What’s a snootful of sand when you can walk a quarter mile and place bets on the Friday night dragon fights? Two separate camps have produced mechanical dragons, one small and maneuverable, the other as long as a short city block, in four wheeled sections, with a bandstand in the tail. Since both have people inside, they can’t actually spar, but they can certainly menace each other, posing and snarling and breathing fire. (Once the huge one gets clear of the crowd, it can move terrifyingly fast.) Douglas and Lisa and I cut out to hang at the Foreplay Lounge, which features a miniature-golf course with balls painted like spermatozoa, to be putted through a giant papier-mache vagina, past a Today sponge, and into curved fallopian tubes toward an egg.

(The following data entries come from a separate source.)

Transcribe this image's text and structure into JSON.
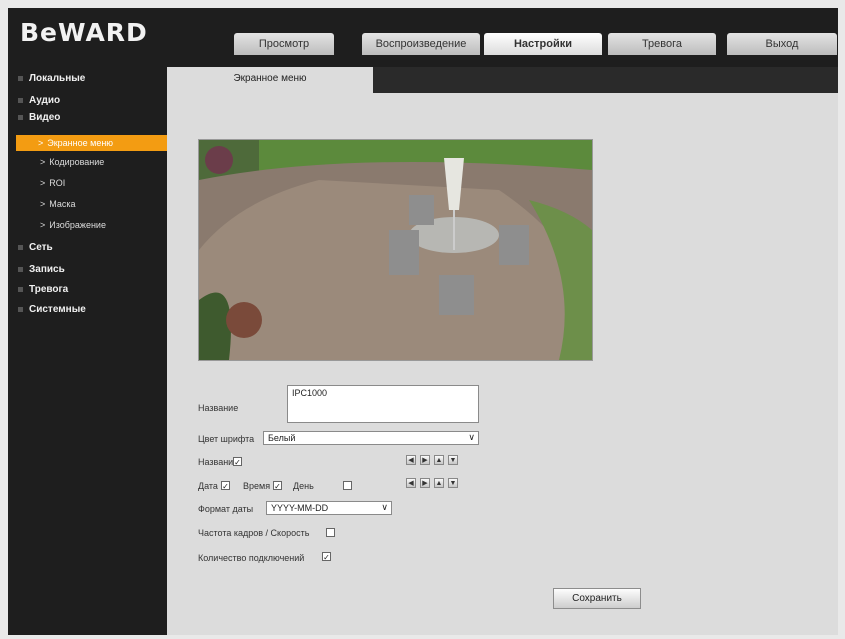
{
  "brand": "BeWARD",
  "nav": [
    "Просмотр",
    "Воспроизведение",
    "Настройки",
    "Тревога",
    "Выход"
  ],
  "sidebar": {
    "items": [
      "Локальные",
      "Аудио",
      "Видео",
      "Сеть",
      "Запись",
      "Тревога",
      "Системные"
    ],
    "video_sub": [
      "Экранное меню",
      "Кодирование",
      "ROI",
      "Маска",
      "Изображение"
    ],
    "sub_arrow": ">"
  },
  "tab": "Экранное меню",
  "form": {
    "name_label": "Название",
    "name_value": "IPC1000",
    "font_color_label": "Цвет шрифта",
    "font_color_value": "Белый",
    "name_check_label": "Название",
    "date_label": "Дата",
    "time_label": "Время",
    "day_label": "День",
    "date_format_label": "Формат даты",
    "date_format_value": "YYYY-MM-DD",
    "fps_label": "Частота кадров / Скорость",
    "connections_label": "Количество подключений",
    "check_mark": "✓",
    "pos_buttons": [
      "◀",
      "▶",
      "▲",
      "▼"
    ],
    "save_label": "Сохранить"
  },
  "colors": {
    "accent": "#f39c12"
  }
}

After a long, clumsy assault that would get us code blued at the fertility clinic, we fake orgasms in exchange for drinks.

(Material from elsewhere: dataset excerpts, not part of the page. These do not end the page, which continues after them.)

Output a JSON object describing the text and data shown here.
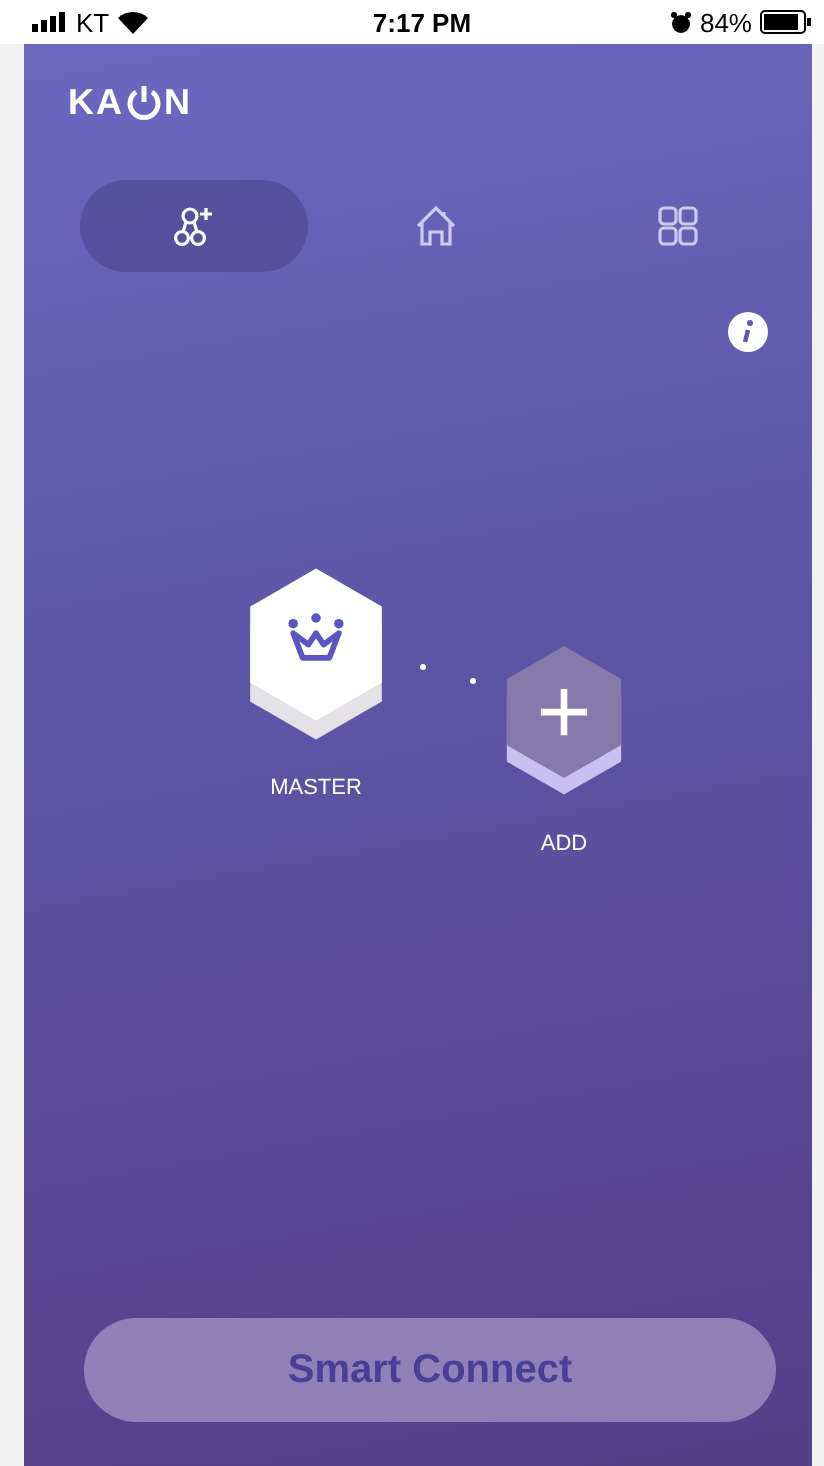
{
  "status_bar": {
    "carrier": "KT",
    "time": "7:17 PM",
    "battery": "84%"
  },
  "logo": {
    "left": "KA",
    "right": "N"
  },
  "tabs": [
    {
      "kind": "network",
      "selected": true
    },
    {
      "kind": "home",
      "selected": false
    },
    {
      "kind": "grid",
      "selected": false
    }
  ],
  "nodes": [
    {
      "kind": "master",
      "label": "MASTER"
    },
    {
      "kind": "add",
      "label": "ADD"
    }
  ],
  "button": {
    "label": "Smart Connect",
    "disabled": true
  }
}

So is it possible to come to an experience looking for both an escape from mundane life and a model for how to make life less mundane? I think so. The magic of Burning Man isn’t so much in the spectacles–though they’re pretty spectacular–as it is in the ordinary hard work involved in achieving such an extraordinary end. An ordinary (albeit delicious) tuna steak is far less ordinary when it was trucked into the desert by some weathered Oregon hippie fishermen who take sincere delight in sitting by a fire pit all day cooking it in exchange for company and sheer gratitude. It’s not the symbolic catharsis of a 40-foot humanoid in flames–it’s the real firsthand energy of the crowd around it. I can’t remember the last time I was moved to hug a complete stranger. It happened at the burning of the Man, and I wish it happened more often–but not so often that I would come to take it for granted.